15. November 1677 machte er in der Sitzung der Königlichen Gesellschaft den erstaunten Zuhörern die Mittheilung, daß auch er im Pfefferaufguß eine Anzahl ungewöhnlich kleiner Thiere gesehen habe, ja er lud die Zuhörer ein, sich von der Wahrheit durch Augenschein zu überzeugen. Jetzt unterlag das Vorhandensein einer unsichtbaren Welt von Organismen keinem Zweifel mehr; ein Protokoll wurde unterzeichnet, und berühmte Männer wie Nehemia Grew, der Begründer der Pflanzenanatomie, und Christoph Wren, der Erbauer der Paulskirche, setzten ihre Namen darunter.

Die Nachfolger Leeuwenhoeks, der 1723 starb, verfielen in einen großen Fehler — sie verlangten zu viel. Wie die unerfahrenen Anfänger in unseren Tagen wollten sie nur mit möglichst gesteigerten Vergrößerungen arbeiten. Sie beobachteten bei direktem Sonnenlicht unter Anwendung allzu starker Okulare; dadurch wurde natürlich die Klarheit der Bilder beeinträchtigt, um so mehr, als jene Mikroskope keineswegs achromatisch waren, sondern die Bilder in der Regel von Farbenringen umgeben zeigten.

Infolgedessen häuften sich ungenaue Beobachtungen; mit solchen Mikroskopen und bei solcher Benutzung derselben konnte man alles sehen, was man eben wünschte. Die Mikroskopie gerieth dadurch bei strengen Forschern in Mißachtung, bis eine neue Zeit des Aufschwungs kam.

In den ersten Jahrzehnten unseres Jahrhunderts, um das Jahr 1830, wurde sie nämlich durch die Untersuchungen Ehrenbergs wieder zu Ehren gebracht, und deutsche Forscher waren es auch, welche die Arbeiten eines Leeuwenhoek, Hooke und Grew fortsetzten. Die Botanik eilte wieder den anderen Wissenschaften voraus. Durch die Arbeiten Browns, von Mohls, Ungers, namentlich aber Schleidens wurde festgestellt, daß alle Gewebe der Pflanzen weiter nichts seien als Anhäufungen von mehr oder weniger veränderten Zellen.

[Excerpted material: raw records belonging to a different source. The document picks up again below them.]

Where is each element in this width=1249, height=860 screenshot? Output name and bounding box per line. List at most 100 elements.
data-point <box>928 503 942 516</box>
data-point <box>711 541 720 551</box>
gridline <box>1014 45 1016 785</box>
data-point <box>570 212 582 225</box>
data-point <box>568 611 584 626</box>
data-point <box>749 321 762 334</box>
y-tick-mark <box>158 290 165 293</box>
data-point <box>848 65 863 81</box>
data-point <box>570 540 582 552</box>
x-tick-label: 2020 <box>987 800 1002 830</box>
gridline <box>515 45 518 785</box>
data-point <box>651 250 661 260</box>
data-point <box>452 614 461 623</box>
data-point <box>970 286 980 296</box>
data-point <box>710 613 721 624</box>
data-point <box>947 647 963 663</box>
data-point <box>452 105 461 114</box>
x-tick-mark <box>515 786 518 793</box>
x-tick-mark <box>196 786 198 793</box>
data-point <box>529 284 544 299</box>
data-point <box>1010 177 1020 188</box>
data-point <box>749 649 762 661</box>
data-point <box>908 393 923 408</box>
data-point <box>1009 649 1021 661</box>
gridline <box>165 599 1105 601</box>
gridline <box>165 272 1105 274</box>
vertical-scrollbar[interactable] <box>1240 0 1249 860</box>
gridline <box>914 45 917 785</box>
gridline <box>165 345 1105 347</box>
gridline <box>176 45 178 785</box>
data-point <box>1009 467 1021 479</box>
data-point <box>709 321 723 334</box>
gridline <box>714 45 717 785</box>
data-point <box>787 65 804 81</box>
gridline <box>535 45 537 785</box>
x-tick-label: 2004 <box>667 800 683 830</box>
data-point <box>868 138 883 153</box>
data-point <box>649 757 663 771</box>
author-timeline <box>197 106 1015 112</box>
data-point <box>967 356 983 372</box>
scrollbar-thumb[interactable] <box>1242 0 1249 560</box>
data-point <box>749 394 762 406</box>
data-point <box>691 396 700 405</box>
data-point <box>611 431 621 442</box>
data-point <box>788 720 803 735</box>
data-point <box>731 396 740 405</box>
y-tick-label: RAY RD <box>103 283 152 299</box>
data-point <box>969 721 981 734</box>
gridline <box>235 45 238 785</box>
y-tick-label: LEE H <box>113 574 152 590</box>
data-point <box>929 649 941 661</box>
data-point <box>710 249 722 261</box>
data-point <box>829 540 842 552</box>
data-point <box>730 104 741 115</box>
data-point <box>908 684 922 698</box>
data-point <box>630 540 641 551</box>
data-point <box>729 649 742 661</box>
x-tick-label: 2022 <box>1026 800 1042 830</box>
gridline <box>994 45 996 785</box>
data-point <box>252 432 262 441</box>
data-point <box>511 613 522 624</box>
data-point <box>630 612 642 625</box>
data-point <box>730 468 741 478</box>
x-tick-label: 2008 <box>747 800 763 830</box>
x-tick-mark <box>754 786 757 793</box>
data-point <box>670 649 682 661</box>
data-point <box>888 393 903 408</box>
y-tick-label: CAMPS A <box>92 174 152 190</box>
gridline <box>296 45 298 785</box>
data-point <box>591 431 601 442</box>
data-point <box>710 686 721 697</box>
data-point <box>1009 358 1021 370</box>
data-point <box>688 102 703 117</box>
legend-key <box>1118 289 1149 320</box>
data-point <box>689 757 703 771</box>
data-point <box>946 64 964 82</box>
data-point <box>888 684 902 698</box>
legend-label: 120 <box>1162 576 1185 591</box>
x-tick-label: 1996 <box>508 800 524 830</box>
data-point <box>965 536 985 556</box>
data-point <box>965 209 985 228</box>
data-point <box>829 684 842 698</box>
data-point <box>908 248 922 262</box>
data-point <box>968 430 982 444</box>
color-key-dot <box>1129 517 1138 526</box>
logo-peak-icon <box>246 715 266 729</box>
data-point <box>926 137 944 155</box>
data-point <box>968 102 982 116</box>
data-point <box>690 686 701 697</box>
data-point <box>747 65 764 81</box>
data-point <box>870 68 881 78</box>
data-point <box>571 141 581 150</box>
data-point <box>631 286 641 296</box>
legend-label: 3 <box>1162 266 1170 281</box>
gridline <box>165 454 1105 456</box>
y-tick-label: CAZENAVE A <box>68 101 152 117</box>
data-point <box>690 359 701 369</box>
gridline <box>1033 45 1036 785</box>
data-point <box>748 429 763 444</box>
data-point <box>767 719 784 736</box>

Man hatte die Grundeinheit, den Baustein des pflanzlichen Lebens gefunden — die Zelle; alle höher organisierten Pflanzen, die Gräser, Kräuter und Bäume, erschienen als Zellenstaaten, als Gesellschaften von Zellen.

Man hatte auch Zellen im thierischen Körper gefunden, in der Haut, in Drüsen, in den Nervencentren; aber man hielt deren Vorkommen mehr für eine Ausnahme, die meisten Gewebe des thierischen Körpers zeigten keinen Zellenbau.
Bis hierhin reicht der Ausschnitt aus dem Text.